A third commented “I don’t think these guys are going very far. Quite evidently it is not in the interests of the country and there is not much international support. International oil companies are giving them quite a wide berth… if you got a call from them, you would send it to voicemail.” He added that “there are real dangers in not dealing with Sanalla, because his NOC is the repository of all the Libyan oil contracts”.
The Sanalla-led NOC’s continued control over production and exports across the entire country is evident from the fact that production in early April has remained at approximately 600,000 b/d, with cargoes leaving from terminals under the physical control of either side in the conflict.
According to one former NOC official, Sanalla – despite having to operate from a headquarters under the control of the General National Congress and the Libya Dawn militias is “neutral”.
“He is doing the best he can under the circumstances”. The same source said that Busief – who is based in Ras Lanuf – had failed to recruit any Libyans with sufficient experience to establish a marketing department of his own.
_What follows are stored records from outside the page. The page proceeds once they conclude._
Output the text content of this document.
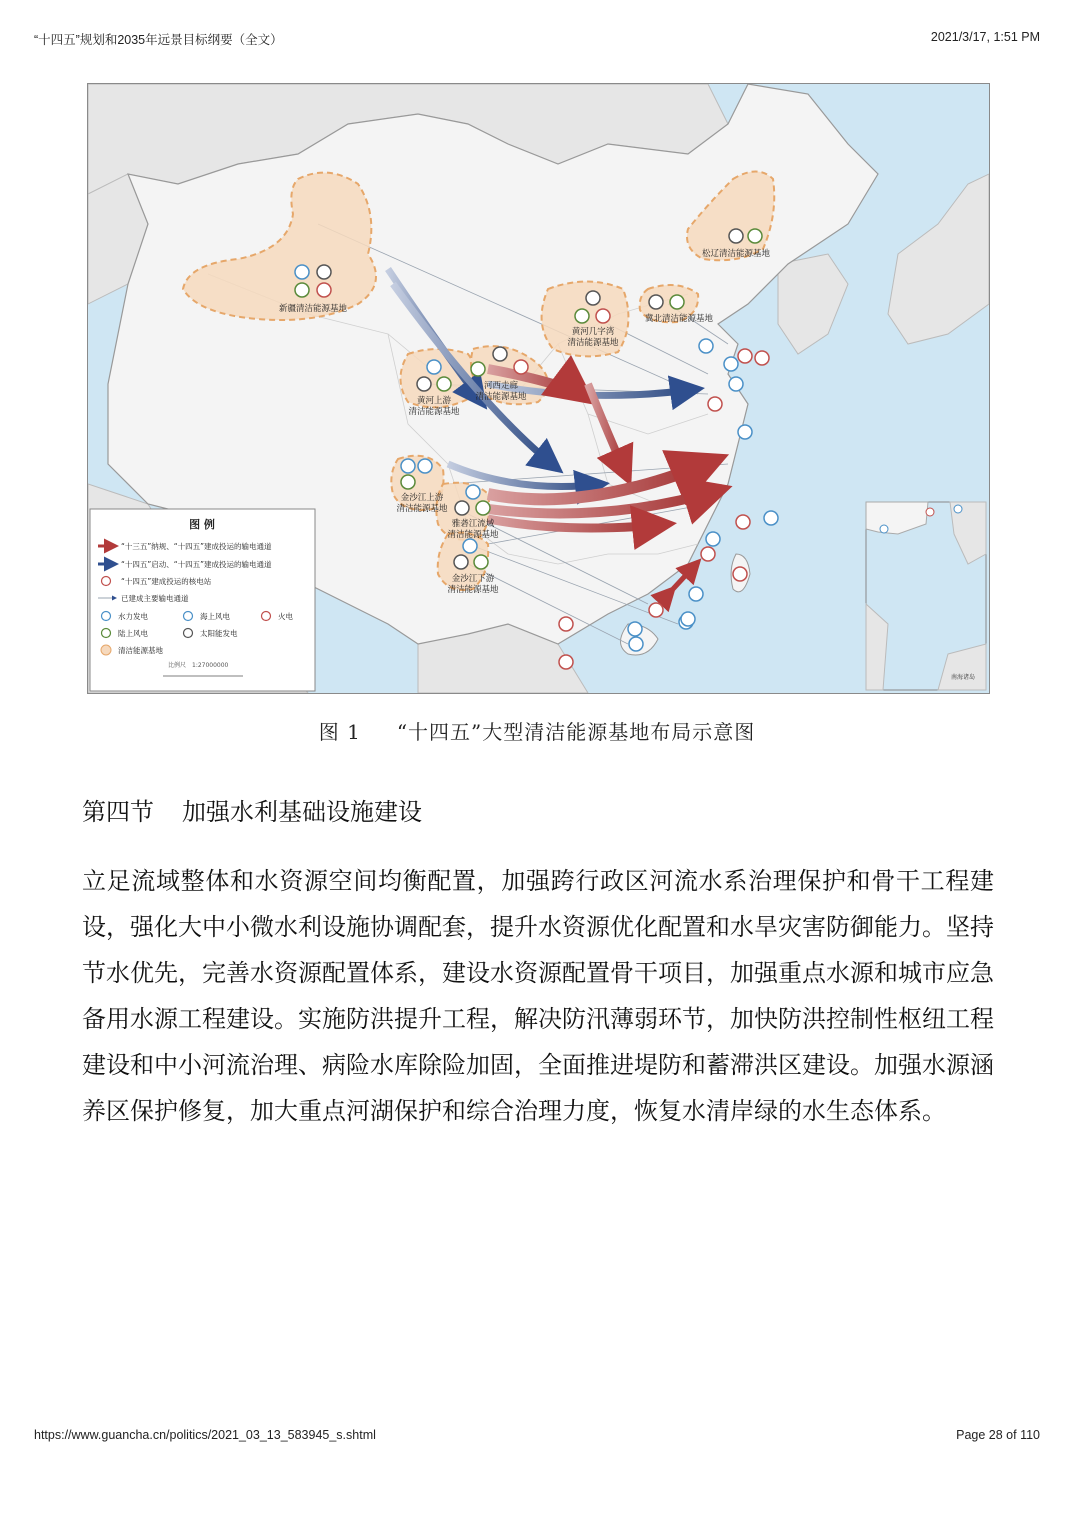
“十四五”规划和2035年远景目标纲要（全文）	2021/3/17, 1:51 PM
新疆清洁能源基地
黄河上游
清洁能源基地
河西走廊
清洁能源基地
黄河几字湾
清洁能源基地
冀北清洁能源基地
松辽清洁能源基地
金沙江上游
清洁能源基地
雅砻江流域
清洁能源基地
金沙江下游
清洁能源基地
图 例
“十三五”纳规、“十四五”建成投运的输电通道
“十四五”启动、“十四五”建成投运的输电通道
“十四五”建成投运的核电站
已建成主要输电通道
水力发电	海上风电	火电
陆上风电	太阳能发电
清洁能源基地
比例尺　1:27000000
南海诸岛
图 1 “十四五”大型清洁能源基地布局示意图
第四节 加强水利基础设施建设

立足流域整体和水资源空间均衡配置，加强跨行政区河流水系治理保护和骨干工程建设，强化大中小微水利设施协调配套，提升水资源优化配置和水旱灾害防御能力。坚持节水优先，完善水资源配置体系，建设水资源配置骨干项目，加强重点水源和城市应急备用水源工程建设。实施防洪提升工程，解决防汛薄弱环节，加快防洪控制性枢纽工程建设和中小河流治理、病险水库除险加固，全面推进堤防和蓄滞洪区建设。加强水源涵养区保护修复，加大重点河湖保护和综合治理力度，恢复水清岸绿的水生态体系。

https://www.guancha.cn/politics/2021_03_13_583945_s.shtml	Page 28 of 110
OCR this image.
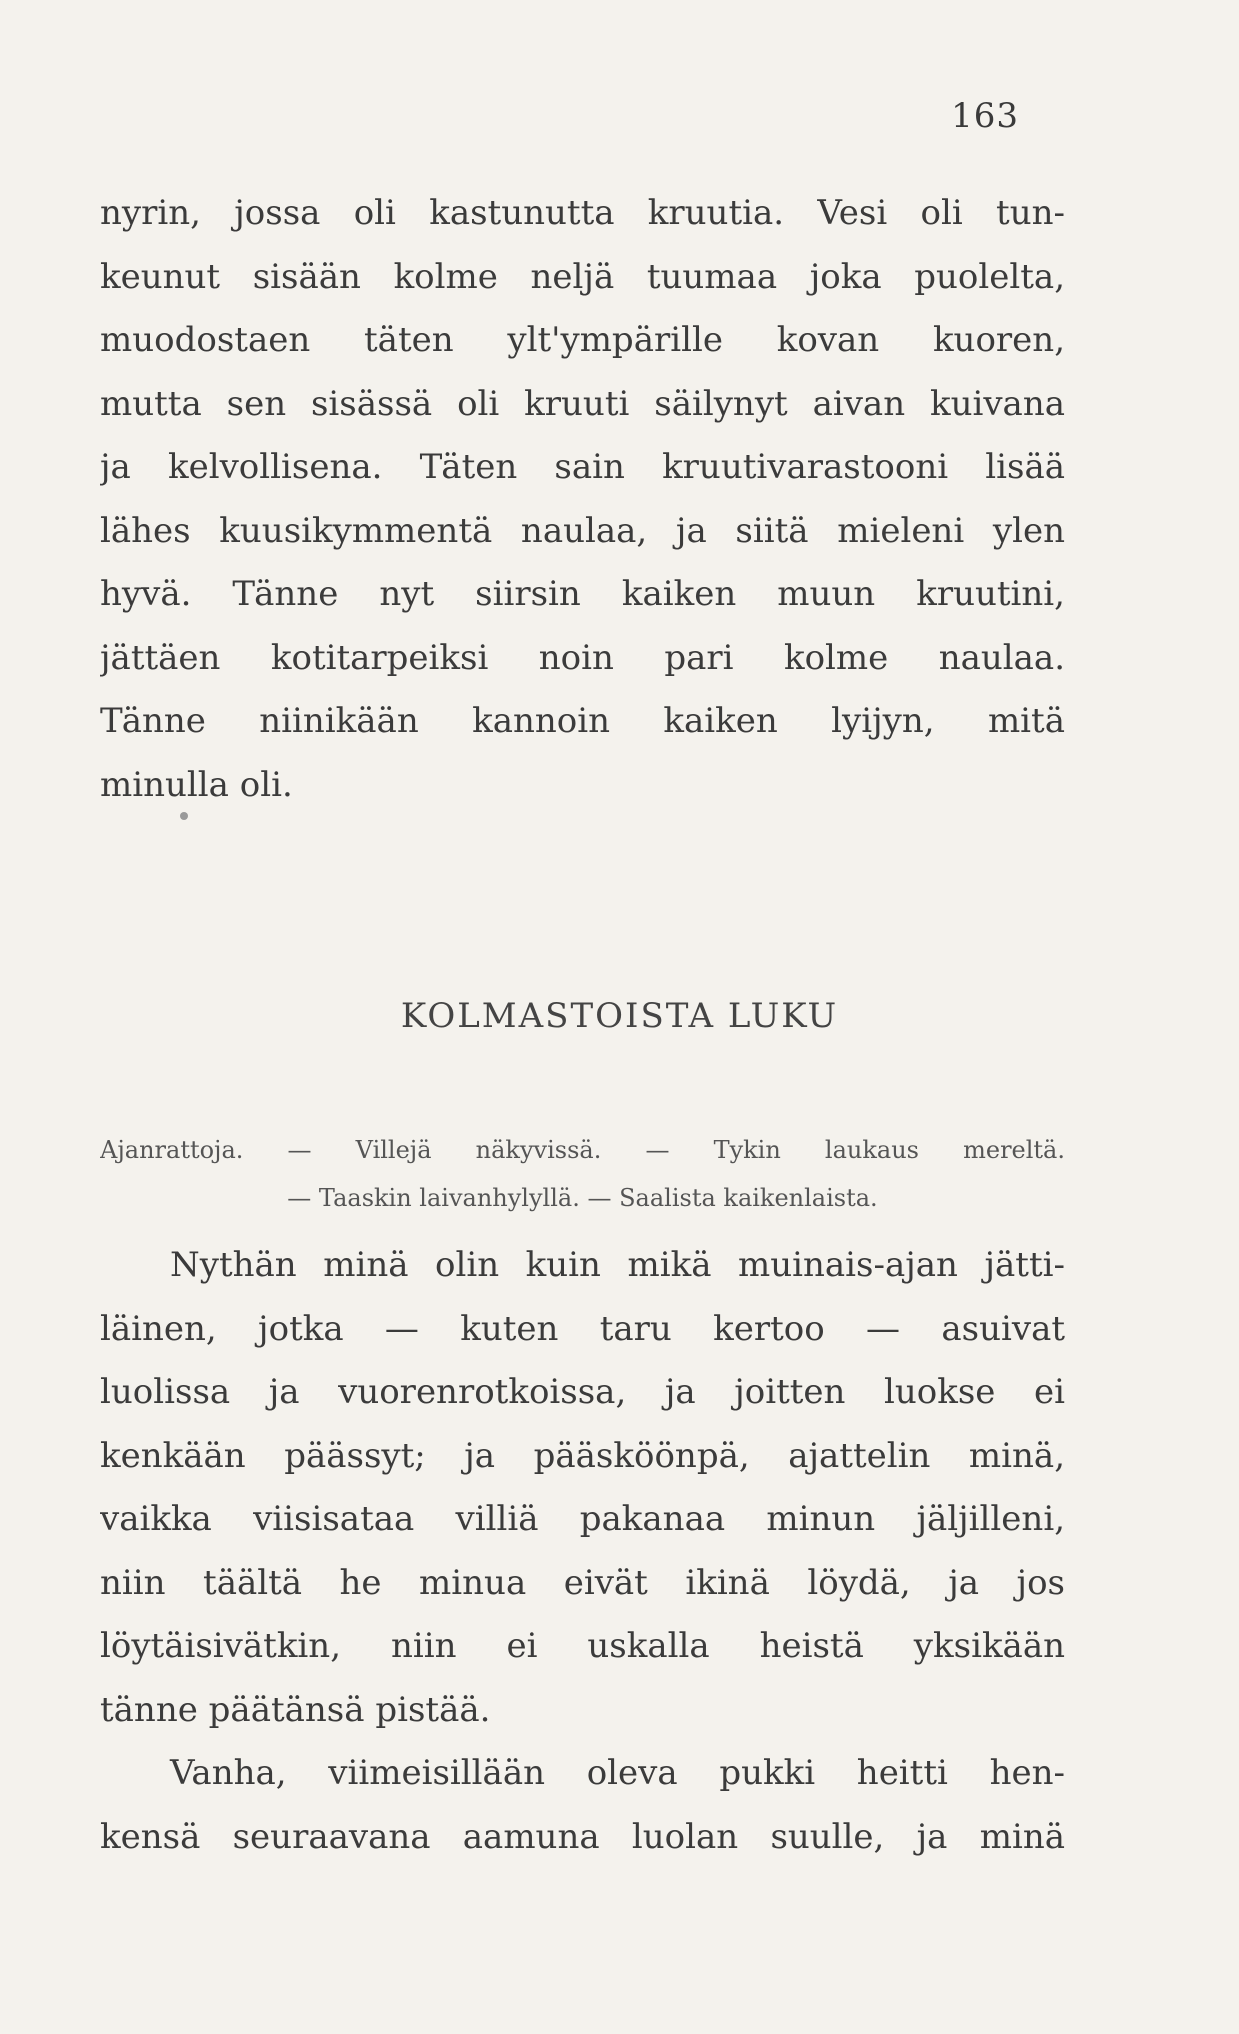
163
nyrin, jossa oli kastunutta kruutia. Vesi oli tun-
keunut sisään kolme neljä tuumaa joka puolelta,
muodostaen täten ylt'ympärille kovan kuoren,
mutta sen sisässä oli kruuti säilynyt aivan kuivana
ja kelvollisena. Täten sain kruutivarastooni lisää
lähes kuusikymmentä naulaa, ja siitä mieleni ylen
hyvä. Tänne nyt siirsin kaiken muun kruutini,
jättäen kotitarpeiksi noin pari kolme naulaa.
Tänne niinikään kannoin kaiken lyijyn, mitä
minulla oli.
KOLMASTOISTA LUKU
Ajanrattoja. — Villejä näkyvissä. — Tykin laukaus mereltä.
— Taaskin laivanhylyllä. — Saalista kaikenlaista.
Nythän minä olin kuin mikä muinais-ajan jätti-
läinen, jotka — kuten taru kertoo — asuivat
luolissa ja vuorenrotkoissa, ja joitten luokse ei
kenkään päässyt; ja pääsköönpä, ajattelin minä,
vaikka viisisataa villiä pakanaa minun jäljilleni,
niin täältä he minua eivät ikinä löydä, ja jos
löytäisivätkin, niin ei uskalla heistä yksikään
tänne päätänsä pistää.
Vanha, viimeisillään oleva pukki heitti hen-
kensä seuraavana aamuna luolan suulle, ja minä
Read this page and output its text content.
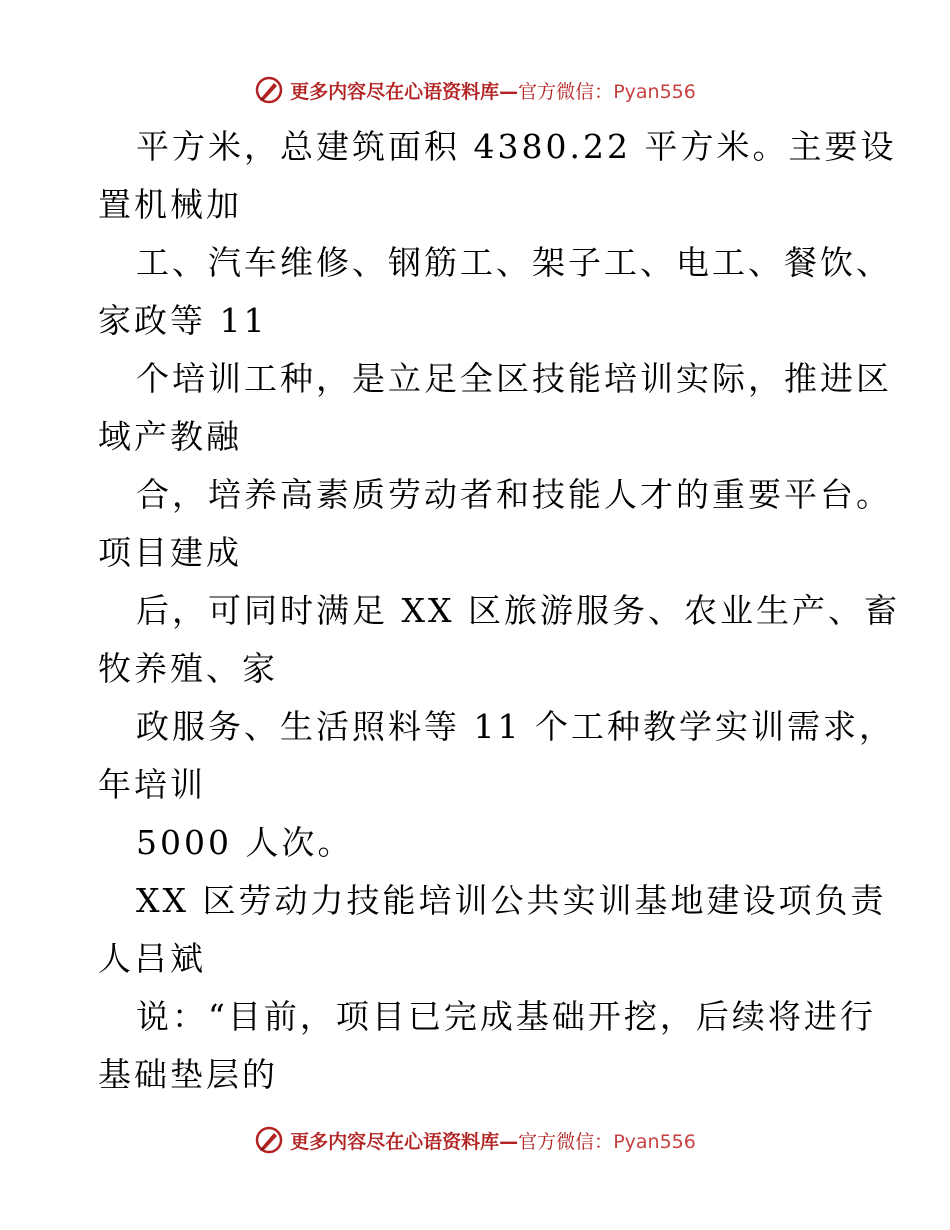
更多内容尽在心语资料库—官方微信：Pyan556
平方米，总建筑面积 4380.22 平方米。主要设
置机械加
工、汽车维修、钢筋工、架子工、电工、餐饮、
家政等 11
个培训工种，是立足全区技能培训实际，推进区
域产教融
合，培养高素质劳动者和技能人才的重要平台。
项目建成
后，可同时满足 XX 区旅游服务、农业生产、畜
牧养殖、家
政服务、生活照料等 11 个工种教学实训需求，
年培训
5000 人次。
XX 区劳动力技能培训公共实训基地建设项负责
人吕斌
说：“目前，项目已完成基础开挖，后续将进行
基础垫层的
更多内容尽在心语资料库—官方微信：Pyan556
“They don’t have the know-how, or the accumulated data on clients and trading history to do the marketing,” he said.
A Libyan with experience of the oil market concurred, noting “I think it will fall over and collapse”. On 4 April, Buseief told Bloomberg that he had a “management and marketing team” which was “ready to deal with our existing clients and partners,” and that they would “start contacting them today”.
There is little to show that this has happened aside from unverified rumours in the market suggesting that the Thinni administration may be considering swap deals under which crude would be exchanged either for fuel or munitions.
Companies mentioned in this context include the Dubai-government owned Emirates National Oil Company (Enoc), Dubai-based Al Ghurair Investment (which is currently in dispute with NOC over their failed partnership in the Ras Lanuf Oil Refinery), Riyadh-based Petrosaudi and Russia’s Rosneft.
None of these companies could be reached for comment. The Libyan oil market source recognised the “frustration” felt by the Beida-based government saying “they will try and do whatever they can”, but warned “in theory these swaps are possible. In practice I would question their ability to place the crude with anyone willing to buy, on the basis of the doubts over the legitimacy of the crude”.
He added that any financial transaction would also need the approval of the United States otherwise “the money could be stopped pretty easily by the global financial system”.
If the eastern NOC were to arrange its own exports, this would be possible only from Arabian Gulf Oil Company (Agoco)’s Hariga terminal adjacent to the town of Tobruk, where the House of Representatives is located.
According to the buyer of Libyan crude “the relevant parts of Agoco and the tribes around Jalu are ready to take instructions from them and the workers at Hariga will, if they pay them”. Agoco’s maximum production capacity from the Sarir and Messla fields is about 400,000 b/d but according to the former NOC official it can now produce only between 280-310,000 b/d.
Both Thinni and Busief have told Libyan and international media that production could restart from Sider and Ras Lanuf, where NOC declared force majeure in December following attacks by Libya Dawn militias. But this is unlikely. Although groups loyal to the rival governments have declared a truce in the oil crescent area, a large number of fields remain shut and continue to be threatened by Islamic State fighters who killed guards and kidnapped foreign workers from a field in February.
John Hamilton is a contributing editor at African Energy, where this piece is also published.